My master's research also highlighted that degrowth offers socially and environmentally positive outcomes and that tensions between disability studies and degrowth may be minimised through intersections of design, technoscience and disability studies outlined in the Crip Technoscience Manifesto (Hamraie and Fritsch, 2019). Hamraie and Fritsch balance technoscience's importance for disabled communities and its situatedness in oppressive systems such as the military industrial complex and extractivism.

This dichotomy is centred in this PhD project to ensure that disabled experiences and environmental protection are balanced, with design being used to subvert the physically/psychologically ineffective and socio-ecologically destructive approaches currently utilised within assistive technology and healthcare. Defined as the equipment, services and software used by disabled, elderly and chronically ill people, assistive technology is primarily created by non-disabled designers within large corporations that rarely integrate disabled expertise and priorities.

Building upon my previous research, I will study ad-hoc design used by disabled people. Described by Hamraie and Fritsch (2019) as 'world-dismantling and building', this improvised design practice is used by disabled people to reconfigure their environment and create tailored solutions to inaccessible spaces, objects, communities and communications.

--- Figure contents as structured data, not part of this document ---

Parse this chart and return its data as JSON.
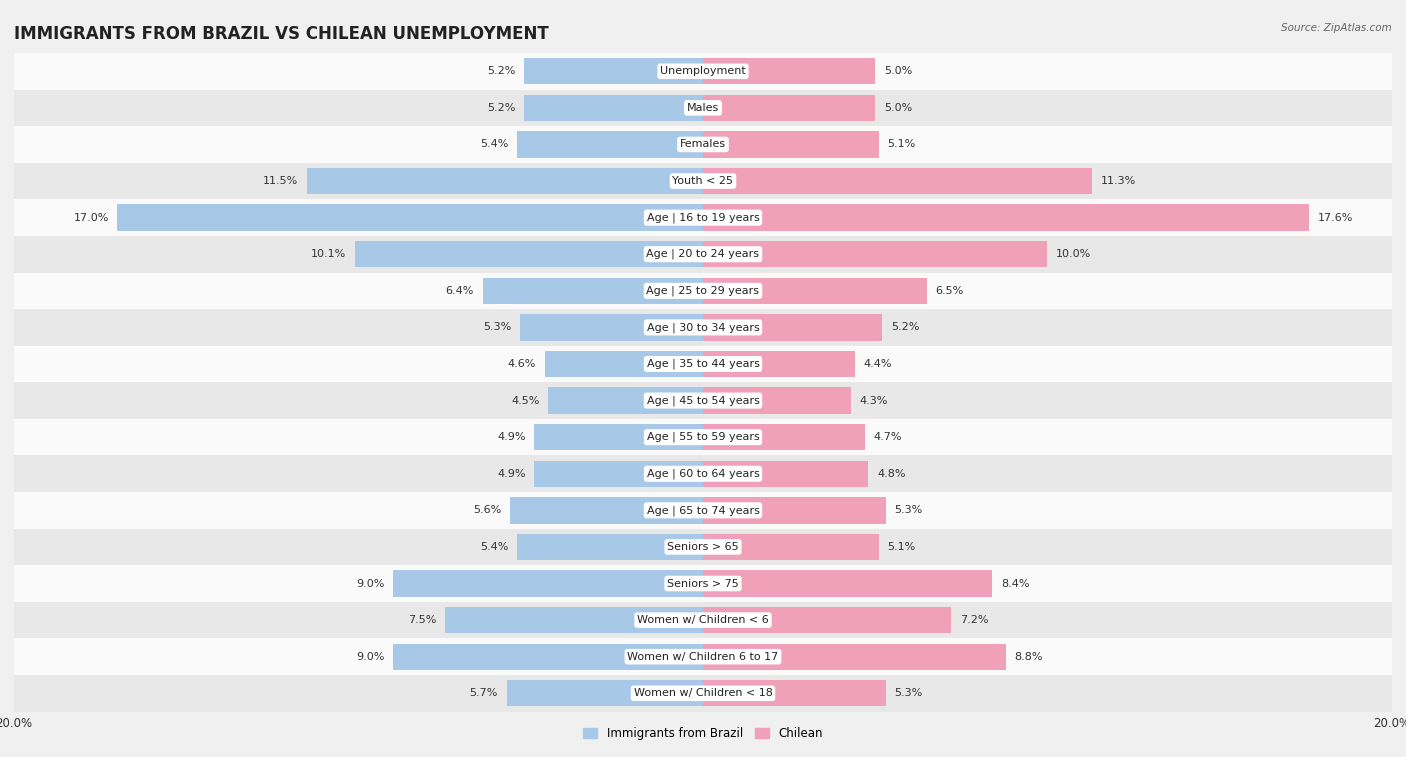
{
  "title": "IMMIGRANTS FROM BRAZIL VS CHILEAN UNEMPLOYMENT",
  "source": "Source: ZipAtlas.com",
  "categories": [
    "Unemployment",
    "Males",
    "Females",
    "Youth < 25",
    "Age | 16 to 19 years",
    "Age | 20 to 24 years",
    "Age | 25 to 29 years",
    "Age | 30 to 34 years",
    "Age | 35 to 44 years",
    "Age | 45 to 54 years",
    "Age | 55 to 59 years",
    "Age | 60 to 64 years",
    "Age | 65 to 74 years",
    "Seniors > 65",
    "Seniors > 75",
    "Women w/ Children < 6",
    "Women w/ Children 6 to 17",
    "Women w/ Children < 18"
  ],
  "brazil_values": [
    5.2,
    5.2,
    5.4,
    11.5,
    17.0,
    10.1,
    6.4,
    5.3,
    4.6,
    4.5,
    4.9,
    4.9,
    5.6,
    5.4,
    9.0,
    7.5,
    9.0,
    5.7
  ],
  "chilean_values": [
    5.0,
    5.0,
    5.1,
    11.3,
    17.6,
    10.0,
    6.5,
    5.2,
    4.4,
    4.3,
    4.7,
    4.8,
    5.3,
    5.1,
    8.4,
    7.2,
    8.8,
    5.3
  ],
  "brazil_color": "#a8c8e8",
  "chilean_color": "#f0a0b8",
  "bar_height": 0.72,
  "xlim": 20.0,
  "legend_brazil": "Immigrants from Brazil",
  "legend_chilean": "Chilean",
  "bg_color": "#f0f0f0",
  "row_color_light": "#fafafa",
  "row_color_dark": "#e8e8e8",
  "title_fontsize": 12,
  "label_fontsize": 8,
  "value_fontsize": 8,
  "source_fontsize": 7.5
}
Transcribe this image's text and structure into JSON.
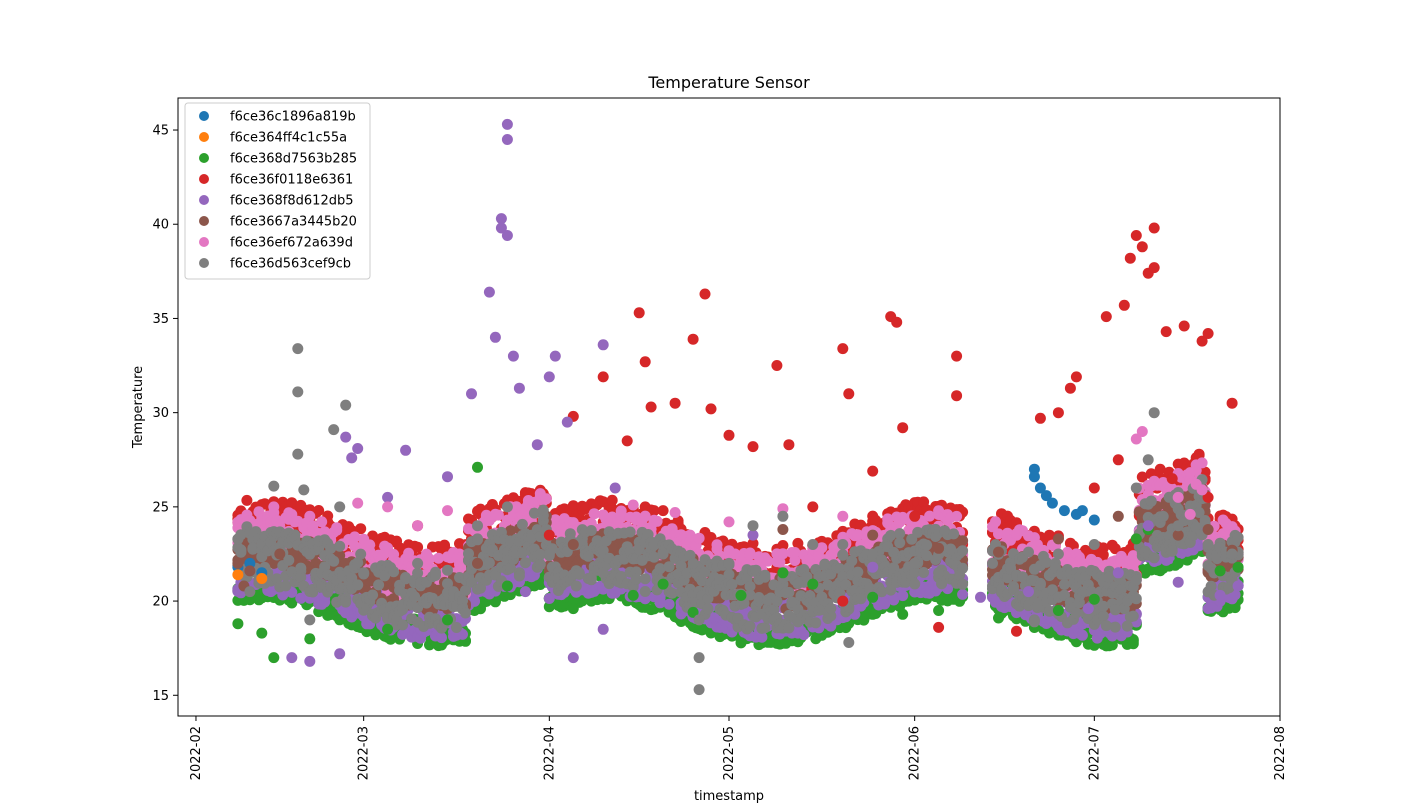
{
  "chart_data": {
    "type": "scatter",
    "title": "Temperature Sensor",
    "xlabel": "timestamp",
    "ylabel": "Temperature",
    "xlim": [
      "2022-01-29",
      "2022-08-01"
    ],
    "ylim": [
      13.9,
      46.7
    ],
    "x_ticks": [
      "2022-02",
      "2022-03",
      "2022-04",
      "2022-05",
      "2022-06",
      "2022-07",
      "2022-08"
    ],
    "y_ticks": [
      15,
      20,
      25,
      30,
      35,
      40,
      45
    ],
    "grid": false,
    "legend_position": "upper-left",
    "series": [
      {
        "name": "f6ce36c1896a819b",
        "color": "#1f77b4",
        "points": [
          [
            "2022-02-08",
            21.8
          ],
          [
            "2022-02-10",
            22.0
          ],
          [
            "2022-02-12",
            21.5
          ],
          [
            "2022-06-21",
            27.0
          ],
          [
            "2022-06-21",
            26.6
          ],
          [
            "2022-06-22",
            26.0
          ],
          [
            "2022-06-23",
            25.6
          ],
          [
            "2022-06-24",
            25.2
          ],
          [
            "2022-06-26",
            24.8
          ],
          [
            "2022-06-28",
            24.6
          ],
          [
            "2022-06-29",
            24.8
          ],
          [
            "2022-07-01",
            24.3
          ]
        ]
      },
      {
        "name": "f6ce364ff4c1c55a",
        "color": "#ff7f0e",
        "points": [
          [
            "2022-02-08",
            21.4
          ],
          [
            "2022-02-12",
            21.2
          ]
        ]
      },
      {
        "name": "f6ce368d7563b285",
        "color": "#2ca02c",
        "points": [
          [
            "2022-02-08",
            18.8
          ],
          [
            "2022-02-12",
            18.3
          ],
          [
            "2022-02-14",
            17.0
          ],
          [
            "2022-02-20",
            18.0
          ],
          [
            "2022-03-05",
            18.5
          ],
          [
            "2022-03-15",
            19.0
          ],
          [
            "2022-03-20",
            27.1
          ],
          [
            "2022-03-25",
            20.8
          ],
          [
            "2022-04-05",
            19.6
          ],
          [
            "2022-04-15",
            20.3
          ],
          [
            "2022-04-20",
            20.9
          ],
          [
            "2022-04-25",
            19.4
          ],
          [
            "2022-05-03",
            20.3
          ],
          [
            "2022-05-10",
            21.5
          ],
          [
            "2022-05-15",
            20.9
          ],
          [
            "2022-05-25",
            20.2
          ],
          [
            "2022-05-30",
            19.3
          ],
          [
            "2022-06-05",
            19.5
          ],
          [
            "2022-06-15",
            19.1
          ],
          [
            "2022-06-25",
            19.5
          ],
          [
            "2022-07-01",
            20.1
          ],
          [
            "2022-07-08",
            23.3
          ],
          [
            "2022-07-10",
            23.8
          ],
          [
            "2022-07-15",
            22.0
          ],
          [
            "2022-07-22",
            21.6
          ],
          [
            "2022-07-25",
            21.8
          ]
        ]
      },
      {
        "name": "f6ce36f0118e6361",
        "color": "#d62728",
        "points": [
          [
            "2022-04-05",
            29.8
          ],
          [
            "2022-04-10",
            31.9
          ],
          [
            "2022-04-14",
            28.5
          ],
          [
            "2022-04-16",
            35.3
          ],
          [
            "2022-04-17",
            32.7
          ],
          [
            "2022-04-18",
            30.3
          ],
          [
            "2022-04-22",
            30.5
          ],
          [
            "2022-04-25",
            33.9
          ],
          [
            "2022-04-27",
            36.3
          ],
          [
            "2022-04-28",
            30.2
          ],
          [
            "2022-05-01",
            28.8
          ],
          [
            "2022-05-05",
            28.2
          ],
          [
            "2022-05-09",
            32.5
          ],
          [
            "2022-05-11",
            28.3
          ],
          [
            "2022-05-20",
            33.4
          ],
          [
            "2022-05-21",
            31.0
          ],
          [
            "2022-05-25",
            26.9
          ],
          [
            "2022-05-28",
            35.1
          ],
          [
            "2022-05-29",
            34.8
          ],
          [
            "2022-05-30",
            29.2
          ],
          [
            "2022-06-08",
            33.0
          ],
          [
            "2022-06-08",
            30.9
          ],
          [
            "2022-06-22",
            29.7
          ],
          [
            "2022-06-25",
            30.0
          ],
          [
            "2022-06-27",
            31.3
          ],
          [
            "2022-06-28",
            31.9
          ],
          [
            "2022-07-03",
            35.1
          ],
          [
            "2022-07-06",
            35.7
          ],
          [
            "2022-07-07",
            38.2
          ],
          [
            "2022-07-08",
            39.4
          ],
          [
            "2022-07-09",
            38.8
          ],
          [
            "2022-07-10",
            37.4
          ],
          [
            "2022-07-11",
            39.8
          ],
          [
            "2022-07-11",
            37.7
          ],
          [
            "2022-07-13",
            34.3
          ],
          [
            "2022-07-16",
            34.6
          ],
          [
            "2022-07-19",
            33.8
          ],
          [
            "2022-07-20",
            34.2
          ],
          [
            "2022-07-24",
            30.5
          ],
          [
            "2022-05-20",
            20.0
          ],
          [
            "2022-06-05",
            18.6
          ],
          [
            "2022-06-18",
            18.4
          ],
          [
            "2022-03-10",
            24.0
          ],
          [
            "2022-04-01",
            23.5
          ],
          [
            "2022-04-20",
            24.8
          ],
          [
            "2022-05-15",
            25.0
          ],
          [
            "2022-06-01",
            24.5
          ],
          [
            "2022-07-01",
            26.0
          ],
          [
            "2022-07-05",
            27.5
          ],
          [
            "2022-07-14",
            26.5
          ],
          [
            "2022-07-20",
            25.5
          ]
        ]
      },
      {
        "name": "f6ce368f8d612db5",
        "color": "#9467bd",
        "points": [
          [
            "2022-02-17",
            17.0
          ],
          [
            "2022-02-20",
            16.8
          ],
          [
            "2022-02-25",
            17.2
          ],
          [
            "2022-02-26",
            28.7
          ],
          [
            "2022-02-27",
            27.6
          ],
          [
            "2022-02-28",
            28.1
          ],
          [
            "2022-03-05",
            25.5
          ],
          [
            "2022-03-08",
            28.0
          ],
          [
            "2022-03-15",
            26.6
          ],
          [
            "2022-03-19",
            31.0
          ],
          [
            "2022-03-22",
            36.4
          ],
          [
            "2022-03-23",
            34.0
          ],
          [
            "2022-03-24",
            40.3
          ],
          [
            "2022-03-24",
            39.8
          ],
          [
            "2022-03-25",
            45.3
          ],
          [
            "2022-03-25",
            44.5
          ],
          [
            "2022-03-25",
            39.4
          ],
          [
            "2022-03-26",
            33.0
          ],
          [
            "2022-03-27",
            31.3
          ],
          [
            "2022-03-30",
            28.3
          ],
          [
            "2022-04-01",
            31.9
          ],
          [
            "2022-04-02",
            33.0
          ],
          [
            "2022-04-04",
            29.5
          ],
          [
            "2022-04-10",
            33.6
          ],
          [
            "2022-04-12",
            26.0
          ],
          [
            "2022-03-28",
            20.5
          ],
          [
            "2022-04-05",
            17.0
          ],
          [
            "2022-04-10",
            18.5
          ],
          [
            "2022-05-05",
            23.5
          ],
          [
            "2022-05-25",
            21.8
          ],
          [
            "2022-06-12",
            20.2
          ],
          [
            "2022-06-20",
            20.5
          ],
          [
            "2022-06-30",
            19.6
          ],
          [
            "2022-07-05",
            21.5
          ],
          [
            "2022-07-10",
            24.0
          ],
          [
            "2022-07-15",
            21.0
          ],
          [
            "2022-07-22",
            20.3
          ],
          [
            "2022-07-25",
            20.8
          ]
        ]
      },
      {
        "name": "f6ce3667a3445b20",
        "color": "#8c564b",
        "points": [
          [
            "2022-02-08",
            22.0
          ],
          [
            "2022-02-09",
            20.8
          ],
          [
            "2022-02-10",
            21.6
          ],
          [
            "2022-02-15",
            22.5
          ],
          [
            "2022-03-20",
            22.0
          ],
          [
            "2022-04-05",
            23.0
          ],
          [
            "2022-05-10",
            23.8
          ],
          [
            "2022-05-25",
            23.5
          ],
          [
            "2022-06-05",
            22.8
          ],
          [
            "2022-06-15",
            22.6
          ],
          [
            "2022-06-25",
            23.3
          ],
          [
            "2022-07-05",
            24.5
          ],
          [
            "2022-07-15",
            23.5
          ],
          [
            "2022-07-20",
            23.8
          ],
          [
            "2022-07-24",
            22.7
          ]
        ]
      },
      {
        "name": "f6ce36ef672a639d",
        "color": "#e377c2",
        "points": [
          [
            "2022-02-14",
            25.0
          ],
          [
            "2022-02-20",
            24.5
          ],
          [
            "2022-02-28",
            25.2
          ],
          [
            "2022-03-05",
            25.0
          ],
          [
            "2022-03-10",
            24.0
          ],
          [
            "2022-03-15",
            24.8
          ],
          [
            "2022-04-15",
            25.1
          ],
          [
            "2022-04-22",
            24.7
          ],
          [
            "2022-05-01",
            24.2
          ],
          [
            "2022-05-10",
            24.9
          ],
          [
            "2022-05-20",
            24.5
          ],
          [
            "2022-07-08",
            28.6
          ],
          [
            "2022-07-09",
            29.0
          ],
          [
            "2022-07-15",
            25.5
          ],
          [
            "2022-07-17",
            24.6
          ],
          [
            "2022-07-18",
            26.2
          ],
          [
            "2022-07-19",
            25.9
          ]
        ]
      },
      {
        "name": "f6ce36d563cef9cb",
        "color": "#7f7f7f",
        "points": [
          [
            "2022-02-14",
            26.1
          ],
          [
            "2022-02-18",
            33.4
          ],
          [
            "2022-02-18",
            31.1
          ],
          [
            "2022-02-18",
            27.8
          ],
          [
            "2022-02-19",
            25.9
          ],
          [
            "2022-02-24",
            29.1
          ],
          [
            "2022-02-26",
            30.4
          ],
          [
            "2022-02-25",
            25.0
          ],
          [
            "2022-02-10",
            20.5
          ],
          [
            "2022-02-20",
            19.0
          ],
          [
            "2022-03-01",
            21.5
          ],
          [
            "2022-03-10",
            22.0
          ],
          [
            "2022-03-20",
            24.0
          ],
          [
            "2022-03-25",
            25.0
          ],
          [
            "2022-04-01",
            22.5
          ],
          [
            "2022-04-10",
            21.5
          ],
          [
            "2022-04-20",
            22.5
          ],
          [
            "2022-04-25",
            22.0
          ],
          [
            "2022-04-26",
            19.0
          ],
          [
            "2022-04-26",
            17.0
          ],
          [
            "2022-04-26",
            15.3
          ],
          [
            "2022-05-01",
            22.0
          ],
          [
            "2022-05-05",
            24.0
          ],
          [
            "2022-05-10",
            24.5
          ],
          [
            "2022-05-15",
            23.0
          ],
          [
            "2022-05-20",
            23.0
          ],
          [
            "2022-05-21",
            17.8
          ],
          [
            "2022-05-25",
            22.5
          ],
          [
            "2022-06-01",
            22.0
          ],
          [
            "2022-06-05",
            21.5
          ],
          [
            "2022-06-14",
            22.0
          ],
          [
            "2022-06-21",
            19.0
          ],
          [
            "2022-06-21",
            18.9
          ],
          [
            "2022-06-25",
            22.5
          ],
          [
            "2022-07-01",
            23.0
          ],
          [
            "2022-07-08",
            26.0
          ],
          [
            "2022-07-10",
            27.5
          ],
          [
            "2022-07-11",
            30.0
          ],
          [
            "2022-07-15",
            24.0
          ],
          [
            "2022-07-20",
            23.0
          ],
          [
            "2022-07-24",
            22.5
          ]
        ]
      }
    ]
  }
}
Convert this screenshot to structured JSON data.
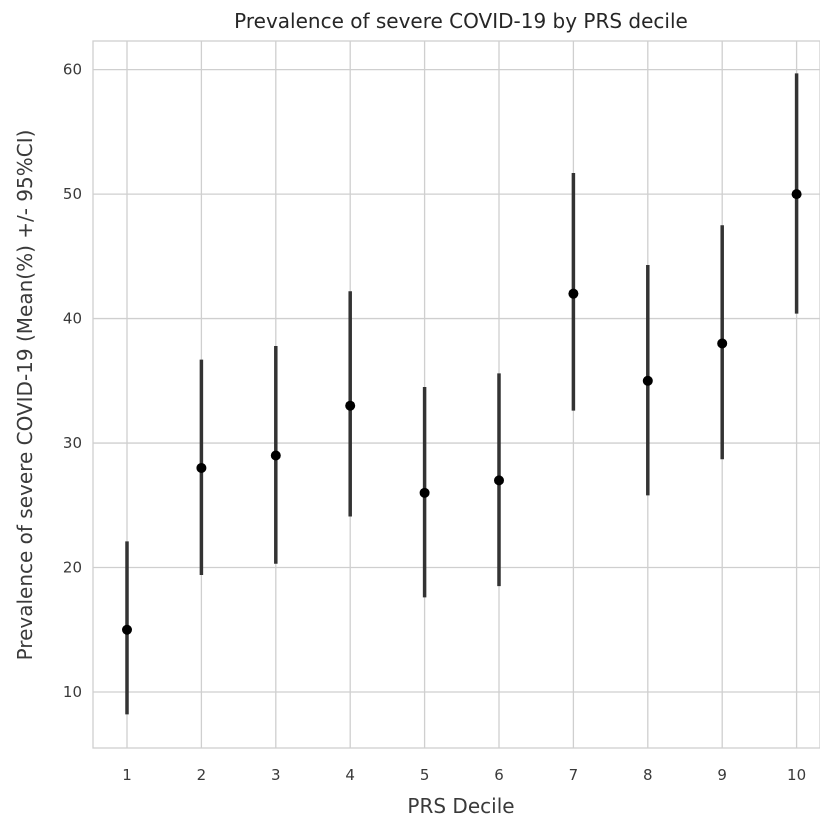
{
  "chart_data": {
    "type": "scatter",
    "title": "Prevalence of severe COVID-19 by PRS decile",
    "xlabel": "PRS Decile",
    "ylabel": "Prevalence of severe COVID-19 (Mean(%) +/- 95%CI)",
    "categories": [
      "1",
      "2",
      "3",
      "4",
      "5",
      "6",
      "7",
      "8",
      "9",
      "10"
    ],
    "series": [
      {
        "mean": [
          15,
          28,
          29,
          33,
          26,
          27,
          42,
          35,
          38,
          50
        ],
        "lower": [
          8.2,
          19.4,
          20.3,
          24.1,
          17.6,
          18.5,
          32.6,
          25.8,
          28.7,
          40.4
        ],
        "upper": [
          22.1,
          36.7,
          37.8,
          42.2,
          34.5,
          35.6,
          51.7,
          44.3,
          47.5,
          59.7
        ]
      }
    ],
    "ylim": [
      5.5,
      62.3
    ],
    "yticks": [
      10,
      20,
      30,
      40,
      50,
      60
    ],
    "grid": true,
    "legend": "none",
    "colors": {
      "point": "#000000",
      "errorbar": "#333333",
      "grid": "#cfcfcf"
    }
  }
}
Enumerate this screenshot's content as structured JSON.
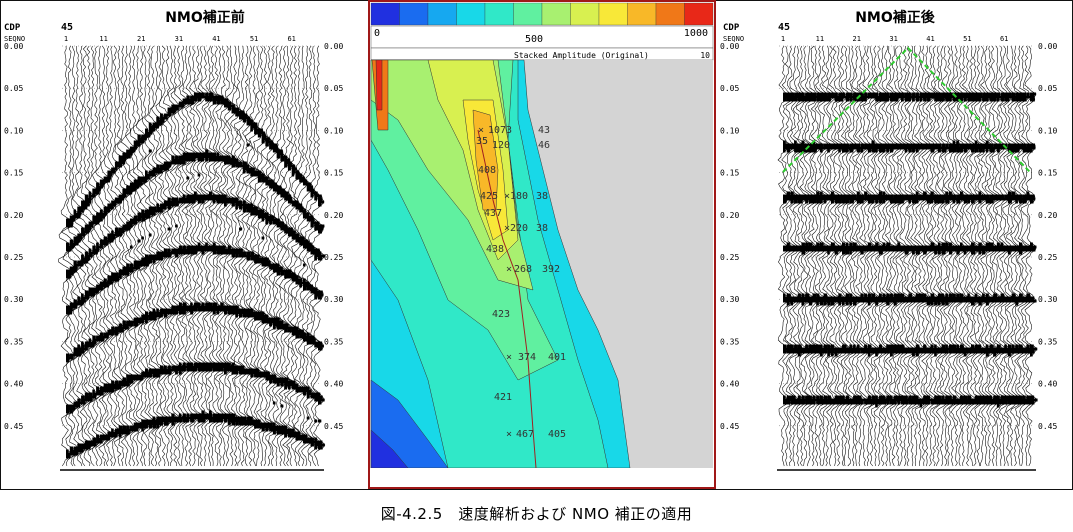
{
  "left_panel": {
    "title": "NMO補正前",
    "cdp_label": "CDP",
    "seqno_label": "SEQNO",
    "cdp_value": "45",
    "trace_ticks": [
      "1",
      "11",
      "21",
      "31",
      "41",
      "51",
      "61"
    ],
    "time_ticks": [
      "0.00",
      "0.05",
      "0.10",
      "0.15",
      "0.20",
      "0.25",
      "0.30",
      "0.35",
      "0.40",
      "0.45"
    ]
  },
  "right_panel": {
    "title": "NMO補正後",
    "cdp_label": "CDP",
    "seqno_label": "SEQNO",
    "cdp_value": "45",
    "trace_ticks": [
      "1",
      "11",
      "21",
      "31",
      "41",
      "51",
      "61"
    ],
    "time_ticks": [
      "0.00",
      "0.05",
      "0.10",
      "0.15",
      "0.20",
      "0.25",
      "0.30",
      "0.35",
      "0.40",
      "0.45"
    ],
    "mute_line_color": "#2ecc2e"
  },
  "center_panel": {
    "scale_min": "0",
    "scale_mid": "500",
    "scale_max": "1000",
    "scale_label": "Stacked Amplitude (Original)",
    "scale_right_value": "10",
    "colorbar_colors": [
      "#2030e0",
      "#1a6cf0",
      "#16a8f0",
      "#18d8e8",
      "#30e8c8",
      "#60f0a0",
      "#a8f070",
      "#d8f050",
      "#f8e838",
      "#f8b828",
      "#f07818",
      "#e82818"
    ],
    "border_color": "#a01818",
    "picks": [
      {
        "label": "1073"
      },
      {
        "label": "43"
      },
      {
        "label": "35"
      },
      {
        "label": "120"
      },
      {
        "label": "46"
      },
      {
        "label": "408"
      },
      {
        "label": "425"
      },
      {
        "label": "180"
      },
      {
        "label": "38"
      },
      {
        "label": "437"
      },
      {
        "label": "220"
      },
      {
        "label": "38"
      },
      {
        "label": "438"
      },
      {
        "label": "268"
      },
      {
        "label": "392"
      },
      {
        "label": "423"
      },
      {
        "label": "374"
      },
      {
        "label": "401"
      },
      {
        "label": "421"
      },
      {
        "label": "467"
      },
      {
        "label": "405"
      }
    ]
  },
  "caption": "図-4.2.5　速度解析および NMO 補正の適用"
}
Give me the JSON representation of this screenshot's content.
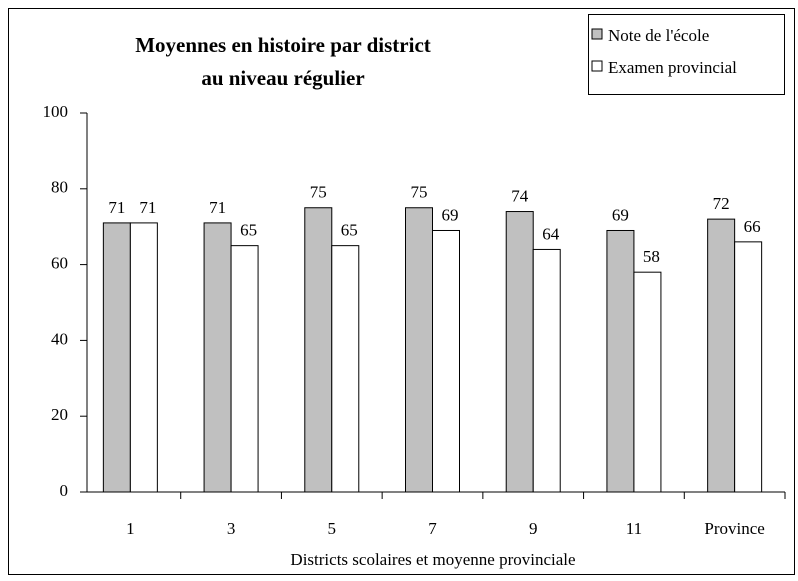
{
  "chart_data": {
    "type": "bar",
    "title": [
      "Moyennes en histoire par district",
      "au niveau régulier"
    ],
    "x_label": "Districts scolaires et moyenne provinciale",
    "categories": [
      "1",
      "3",
      "5",
      "7",
      "9",
      "11",
      "Province"
    ],
    "series": [
      {
        "name": "Note de l'école",
        "color": "#c0c0c0",
        "values": [
          71,
          71,
          75,
          75,
          74,
          69,
          72
        ]
      },
      {
        "name": "Examen provincial",
        "color": "#ffffff",
        "values": [
          71,
          65,
          65,
          69,
          64,
          58,
          66
        ]
      }
    ],
    "ylim": [
      0,
      100
    ],
    "yticks": [
      0,
      20,
      40,
      60,
      80,
      100
    ]
  }
}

Through this, disabled people address the ineffectiveness of some assistive technology, public spaces and healthcare. This analysis will be strengthened by research into disability studies, such as decolonial disability studies (Puar 2017) and through investigating other models of healthcare, such as autonomous healthcare used by the Zapatistas in Mexico (Livingston and Capps, 2010).

I will work with disabled people, recruiting non-diagnostically, to ascertain varied perspectives on public infrastructure, assistive technology and healthcare, while reviewing participant observations of individual ad-hoc design practices. The interviews and workshops will engage a mixed-methodological approach; combining interdependent disability studies methodology (Price and Kerschbaum, 2016), critical autoethnography (Tilley-Lubbs, G.A, 2016) and co-design (Howard, J., et al., 2022).

I will analyse data using grounded theory, run co-design workshops and discuss findings with degrowth researchers. I will also accumulate collected data on a website hosted by the UoE to ensure public access.

Through these steps, I intend to ascertain what the design, production and dissemination of assistive technology and healthcare could look like for disabled people in the degrowth imaginary, contributing vital research to degrowth that prioritises disabled communities. For design it offers innovative perspectives centring disabled expertise and socio-ecological responsibility within assistive technology and healthcare.

This research presents alternative means of social and medical support that can be utilised by disabled people, communities and policymakers in fields of health, equality, technology and the environment to improve upon current sub-par frameworks.